Hauptman served as president of the Chicago Fire Foundation for twelve years, where he launched the award-winning P.L.A.Y.S. Program. He co-founded and serves as director of the Bronfman Hauptman Foundation, dedicated to social justice, advancements in education, environmental protection, and other philanthropic and civic causes.

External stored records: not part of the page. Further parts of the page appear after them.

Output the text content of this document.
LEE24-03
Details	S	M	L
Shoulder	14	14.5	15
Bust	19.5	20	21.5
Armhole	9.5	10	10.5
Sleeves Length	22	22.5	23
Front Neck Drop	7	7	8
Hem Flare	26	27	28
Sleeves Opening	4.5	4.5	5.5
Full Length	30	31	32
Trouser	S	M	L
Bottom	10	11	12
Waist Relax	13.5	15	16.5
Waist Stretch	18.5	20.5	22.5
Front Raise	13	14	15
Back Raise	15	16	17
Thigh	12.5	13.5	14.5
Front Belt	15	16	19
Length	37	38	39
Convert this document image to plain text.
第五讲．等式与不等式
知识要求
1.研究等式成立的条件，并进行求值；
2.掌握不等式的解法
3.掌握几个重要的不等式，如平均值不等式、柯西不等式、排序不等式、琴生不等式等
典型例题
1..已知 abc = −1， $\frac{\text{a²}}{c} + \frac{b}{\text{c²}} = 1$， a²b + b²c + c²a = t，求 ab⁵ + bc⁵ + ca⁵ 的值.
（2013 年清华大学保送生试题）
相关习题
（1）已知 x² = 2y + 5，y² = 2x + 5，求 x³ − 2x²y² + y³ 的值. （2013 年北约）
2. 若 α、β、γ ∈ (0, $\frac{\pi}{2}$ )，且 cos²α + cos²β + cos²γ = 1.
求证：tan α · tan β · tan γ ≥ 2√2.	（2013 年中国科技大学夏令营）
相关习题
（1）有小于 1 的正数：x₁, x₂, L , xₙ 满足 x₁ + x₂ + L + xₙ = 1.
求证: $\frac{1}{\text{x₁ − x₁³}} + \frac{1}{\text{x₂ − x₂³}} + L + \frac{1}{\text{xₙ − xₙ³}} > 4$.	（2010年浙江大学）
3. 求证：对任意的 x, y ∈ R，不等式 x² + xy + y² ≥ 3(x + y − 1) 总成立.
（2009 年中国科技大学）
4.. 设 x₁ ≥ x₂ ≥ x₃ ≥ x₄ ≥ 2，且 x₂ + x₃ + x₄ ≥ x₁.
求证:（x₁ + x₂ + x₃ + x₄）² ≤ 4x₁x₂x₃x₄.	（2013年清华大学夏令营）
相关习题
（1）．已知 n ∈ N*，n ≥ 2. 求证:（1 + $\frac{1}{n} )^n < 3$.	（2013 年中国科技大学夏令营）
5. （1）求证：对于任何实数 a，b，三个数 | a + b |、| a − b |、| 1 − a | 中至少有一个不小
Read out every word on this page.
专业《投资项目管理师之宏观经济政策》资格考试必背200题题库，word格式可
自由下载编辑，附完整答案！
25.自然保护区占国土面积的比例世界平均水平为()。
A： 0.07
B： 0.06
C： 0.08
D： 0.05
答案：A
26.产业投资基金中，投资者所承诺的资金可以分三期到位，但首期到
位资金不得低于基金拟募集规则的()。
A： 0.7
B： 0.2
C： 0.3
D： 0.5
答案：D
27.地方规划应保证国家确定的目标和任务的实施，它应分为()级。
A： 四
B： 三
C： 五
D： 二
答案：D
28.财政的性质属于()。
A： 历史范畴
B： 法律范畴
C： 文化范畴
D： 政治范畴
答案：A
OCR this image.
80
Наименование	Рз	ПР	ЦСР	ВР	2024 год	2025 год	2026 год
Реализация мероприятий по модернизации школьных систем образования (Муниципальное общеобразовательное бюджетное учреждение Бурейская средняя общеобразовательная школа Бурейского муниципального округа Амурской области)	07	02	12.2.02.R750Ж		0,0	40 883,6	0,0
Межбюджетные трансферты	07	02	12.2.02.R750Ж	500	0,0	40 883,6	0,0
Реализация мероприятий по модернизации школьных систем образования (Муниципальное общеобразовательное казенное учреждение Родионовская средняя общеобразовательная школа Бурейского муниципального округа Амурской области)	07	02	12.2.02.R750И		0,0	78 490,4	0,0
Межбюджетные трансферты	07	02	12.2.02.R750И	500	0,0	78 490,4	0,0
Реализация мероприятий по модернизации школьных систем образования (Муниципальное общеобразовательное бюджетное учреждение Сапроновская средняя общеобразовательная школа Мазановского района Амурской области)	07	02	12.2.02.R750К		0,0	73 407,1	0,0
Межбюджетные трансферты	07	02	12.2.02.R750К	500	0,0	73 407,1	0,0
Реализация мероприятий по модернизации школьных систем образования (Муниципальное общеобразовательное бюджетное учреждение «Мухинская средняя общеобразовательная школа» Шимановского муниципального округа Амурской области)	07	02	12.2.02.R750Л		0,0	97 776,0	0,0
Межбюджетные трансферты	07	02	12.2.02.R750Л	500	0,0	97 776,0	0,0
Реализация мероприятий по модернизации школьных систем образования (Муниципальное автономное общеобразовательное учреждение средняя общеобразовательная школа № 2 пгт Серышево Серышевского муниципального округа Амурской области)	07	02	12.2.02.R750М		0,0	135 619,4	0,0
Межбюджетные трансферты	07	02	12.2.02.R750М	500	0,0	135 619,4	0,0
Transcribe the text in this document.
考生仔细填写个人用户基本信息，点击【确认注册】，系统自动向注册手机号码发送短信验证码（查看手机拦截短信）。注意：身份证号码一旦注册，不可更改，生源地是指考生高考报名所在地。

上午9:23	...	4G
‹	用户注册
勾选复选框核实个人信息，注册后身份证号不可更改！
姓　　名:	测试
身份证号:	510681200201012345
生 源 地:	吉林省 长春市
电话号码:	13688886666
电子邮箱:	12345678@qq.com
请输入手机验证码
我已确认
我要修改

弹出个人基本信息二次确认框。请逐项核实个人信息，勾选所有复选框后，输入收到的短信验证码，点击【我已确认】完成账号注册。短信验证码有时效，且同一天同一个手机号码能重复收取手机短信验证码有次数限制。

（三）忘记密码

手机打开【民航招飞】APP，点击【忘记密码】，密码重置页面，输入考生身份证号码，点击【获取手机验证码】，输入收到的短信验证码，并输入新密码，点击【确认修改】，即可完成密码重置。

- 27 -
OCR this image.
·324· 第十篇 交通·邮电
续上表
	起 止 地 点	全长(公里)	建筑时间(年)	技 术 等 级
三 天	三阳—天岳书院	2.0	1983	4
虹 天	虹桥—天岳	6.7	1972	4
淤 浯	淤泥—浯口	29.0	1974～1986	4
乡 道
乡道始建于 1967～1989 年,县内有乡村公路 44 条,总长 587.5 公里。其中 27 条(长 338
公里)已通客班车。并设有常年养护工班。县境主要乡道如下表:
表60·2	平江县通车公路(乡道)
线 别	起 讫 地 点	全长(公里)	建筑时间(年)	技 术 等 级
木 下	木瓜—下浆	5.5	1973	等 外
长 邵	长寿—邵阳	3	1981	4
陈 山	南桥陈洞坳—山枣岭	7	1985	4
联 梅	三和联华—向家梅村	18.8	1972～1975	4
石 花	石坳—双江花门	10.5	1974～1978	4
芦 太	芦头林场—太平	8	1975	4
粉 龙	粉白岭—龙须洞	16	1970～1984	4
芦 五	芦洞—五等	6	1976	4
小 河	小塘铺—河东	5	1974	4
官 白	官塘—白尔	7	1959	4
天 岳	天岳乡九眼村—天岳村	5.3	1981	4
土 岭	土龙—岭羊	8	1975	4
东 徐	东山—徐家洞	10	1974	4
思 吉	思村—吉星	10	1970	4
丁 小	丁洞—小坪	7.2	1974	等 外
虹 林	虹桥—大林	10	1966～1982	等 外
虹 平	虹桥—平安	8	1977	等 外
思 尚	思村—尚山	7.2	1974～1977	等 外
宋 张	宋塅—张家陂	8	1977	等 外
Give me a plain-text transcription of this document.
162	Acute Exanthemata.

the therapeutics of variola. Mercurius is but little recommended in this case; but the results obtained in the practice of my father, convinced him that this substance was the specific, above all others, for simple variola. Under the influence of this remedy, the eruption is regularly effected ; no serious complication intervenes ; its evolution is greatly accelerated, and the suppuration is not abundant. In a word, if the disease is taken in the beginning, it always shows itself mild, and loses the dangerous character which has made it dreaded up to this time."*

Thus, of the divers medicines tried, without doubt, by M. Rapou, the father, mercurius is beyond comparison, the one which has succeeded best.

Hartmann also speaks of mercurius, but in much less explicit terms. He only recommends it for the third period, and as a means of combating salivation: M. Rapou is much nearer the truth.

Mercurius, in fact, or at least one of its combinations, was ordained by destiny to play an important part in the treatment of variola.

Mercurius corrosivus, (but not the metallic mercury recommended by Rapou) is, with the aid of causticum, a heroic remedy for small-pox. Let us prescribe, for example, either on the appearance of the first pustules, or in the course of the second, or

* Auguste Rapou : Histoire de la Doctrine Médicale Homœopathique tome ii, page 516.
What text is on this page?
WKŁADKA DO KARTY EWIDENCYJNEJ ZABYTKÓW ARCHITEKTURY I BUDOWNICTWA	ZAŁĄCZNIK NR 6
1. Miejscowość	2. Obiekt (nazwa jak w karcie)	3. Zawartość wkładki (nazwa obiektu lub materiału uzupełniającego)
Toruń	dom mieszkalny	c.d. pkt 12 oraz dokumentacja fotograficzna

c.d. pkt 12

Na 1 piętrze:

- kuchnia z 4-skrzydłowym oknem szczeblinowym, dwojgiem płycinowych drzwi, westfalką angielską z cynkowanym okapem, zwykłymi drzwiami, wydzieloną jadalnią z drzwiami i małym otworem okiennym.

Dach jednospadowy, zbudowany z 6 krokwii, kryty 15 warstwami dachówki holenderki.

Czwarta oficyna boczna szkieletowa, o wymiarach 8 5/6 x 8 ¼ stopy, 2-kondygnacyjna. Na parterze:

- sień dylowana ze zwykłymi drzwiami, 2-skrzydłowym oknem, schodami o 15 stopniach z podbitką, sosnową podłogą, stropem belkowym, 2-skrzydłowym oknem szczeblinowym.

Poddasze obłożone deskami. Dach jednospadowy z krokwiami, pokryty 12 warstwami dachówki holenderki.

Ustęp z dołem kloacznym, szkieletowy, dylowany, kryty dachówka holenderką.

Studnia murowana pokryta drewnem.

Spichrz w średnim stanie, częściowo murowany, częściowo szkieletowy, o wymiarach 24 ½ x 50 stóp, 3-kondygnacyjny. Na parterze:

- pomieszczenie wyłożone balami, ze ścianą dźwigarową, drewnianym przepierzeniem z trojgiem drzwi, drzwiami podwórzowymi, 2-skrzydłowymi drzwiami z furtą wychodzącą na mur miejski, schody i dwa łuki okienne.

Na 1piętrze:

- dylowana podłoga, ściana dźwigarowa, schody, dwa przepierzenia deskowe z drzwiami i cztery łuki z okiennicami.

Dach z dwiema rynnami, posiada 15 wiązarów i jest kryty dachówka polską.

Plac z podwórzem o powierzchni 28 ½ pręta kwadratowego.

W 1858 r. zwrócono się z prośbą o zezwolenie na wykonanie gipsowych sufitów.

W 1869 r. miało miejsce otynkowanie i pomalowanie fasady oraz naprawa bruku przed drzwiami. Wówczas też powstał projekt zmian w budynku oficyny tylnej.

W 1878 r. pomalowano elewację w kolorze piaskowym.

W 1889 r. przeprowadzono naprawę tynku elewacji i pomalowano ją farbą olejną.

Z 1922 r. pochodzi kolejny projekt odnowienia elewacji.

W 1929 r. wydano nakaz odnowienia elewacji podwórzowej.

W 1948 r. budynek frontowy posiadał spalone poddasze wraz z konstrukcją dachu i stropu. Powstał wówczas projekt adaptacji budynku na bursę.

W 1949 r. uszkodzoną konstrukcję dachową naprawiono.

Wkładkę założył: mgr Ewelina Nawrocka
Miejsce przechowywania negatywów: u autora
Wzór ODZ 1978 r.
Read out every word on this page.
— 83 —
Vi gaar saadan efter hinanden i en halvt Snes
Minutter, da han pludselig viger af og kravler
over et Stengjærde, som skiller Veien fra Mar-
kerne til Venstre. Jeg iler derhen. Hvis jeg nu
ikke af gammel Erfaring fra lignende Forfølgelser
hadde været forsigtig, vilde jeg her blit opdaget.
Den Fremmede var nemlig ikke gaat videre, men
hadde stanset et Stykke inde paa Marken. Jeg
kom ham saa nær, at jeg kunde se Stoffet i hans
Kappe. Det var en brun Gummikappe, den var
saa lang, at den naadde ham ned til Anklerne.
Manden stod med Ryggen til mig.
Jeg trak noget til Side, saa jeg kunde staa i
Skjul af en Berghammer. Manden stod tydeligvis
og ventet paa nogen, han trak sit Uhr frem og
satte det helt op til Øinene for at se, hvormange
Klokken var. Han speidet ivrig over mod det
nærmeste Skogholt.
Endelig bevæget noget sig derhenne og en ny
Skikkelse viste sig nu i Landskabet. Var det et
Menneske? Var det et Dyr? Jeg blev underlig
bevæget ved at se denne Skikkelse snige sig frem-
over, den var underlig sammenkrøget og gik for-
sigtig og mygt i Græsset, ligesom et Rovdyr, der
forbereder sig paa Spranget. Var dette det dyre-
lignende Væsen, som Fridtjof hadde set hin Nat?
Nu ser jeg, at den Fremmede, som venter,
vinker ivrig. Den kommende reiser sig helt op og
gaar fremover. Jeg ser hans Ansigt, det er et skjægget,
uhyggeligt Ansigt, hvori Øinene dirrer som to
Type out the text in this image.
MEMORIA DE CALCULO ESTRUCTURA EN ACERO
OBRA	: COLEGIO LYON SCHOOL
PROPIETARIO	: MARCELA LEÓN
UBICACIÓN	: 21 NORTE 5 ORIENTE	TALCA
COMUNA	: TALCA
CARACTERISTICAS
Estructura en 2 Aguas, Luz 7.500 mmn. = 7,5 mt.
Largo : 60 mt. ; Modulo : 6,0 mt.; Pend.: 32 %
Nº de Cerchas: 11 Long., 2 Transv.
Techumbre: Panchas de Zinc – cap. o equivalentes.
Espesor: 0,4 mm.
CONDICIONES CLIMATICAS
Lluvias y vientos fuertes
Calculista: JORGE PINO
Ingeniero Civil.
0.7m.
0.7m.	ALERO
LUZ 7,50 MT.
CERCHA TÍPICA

He is a co-founder and Trustee of the Charles Bronfman Prize, which recognizes young humanitarians whose work is "grounded in their Jewish values and is of universal benefit to all people". Recent laureates include Becca Heller, the co-founder and executive director of International Refugee Assistance Project, Nik Kafka, the founder of Teach a Man to Fish, David Hertz, the co-founder and president of Gastromotiva, and Amy Bach, founder of Measures for Justice.

Hauptman's notable public contributions include the Obama Foundation, the Mayor's Fund for Los Angeles to support those most hurt by the COVID-19 pandemic, and City Year Los Angeles to motivate donors to give in the wake of COVID-19.

Hauptman has been a leading contributor nationally to Democratic candidates.

Hauptman was a leading national donor and fundraiser in the 2020 effort to elect President Biden and Vice President Kamala Harris.

Hauptman has written articles about the value of national service and called for strong funding for such programs.

Civic and philanthropic boards on which he has served include:
- The Bronfman Hauptman Foundation (Co-Founder & Director, 2006–present)
- Center for American Progress (Board of Directors, 2020–present)
- The Charles Bronfman Prize (Co-Founder & Trustee, 2002–present)
- Chicago Fire Foundation (2007 – 2019)
- City Year (Trustee 2008-2020) (Charter Trustee, 2020 – present)
- City Year Los Angeles (co-founder, 2007; board chair, 2007–2016, 2019–2020; chair emeritus, 2016–present)
- Israel Policy Forum (Advisory Council, 2017–present)
- The Los Angeles Coalition for the Economy and Jobs (Advisory Board, 2015–present)
- Los Angeles Fund for Public Education (Board of Directors, 2011 - 2016)
- Service Year Alliance (Leadership Council & co-chair of Serve America Together campaign)

==Personal life==
Hauptman is married to Ellen Bronfman Hauptman, the daughter of Canadian businessman Charles Bronfman. They have two children, Lila and Zack. They are members of Sinai Temple, a conservative synagogue.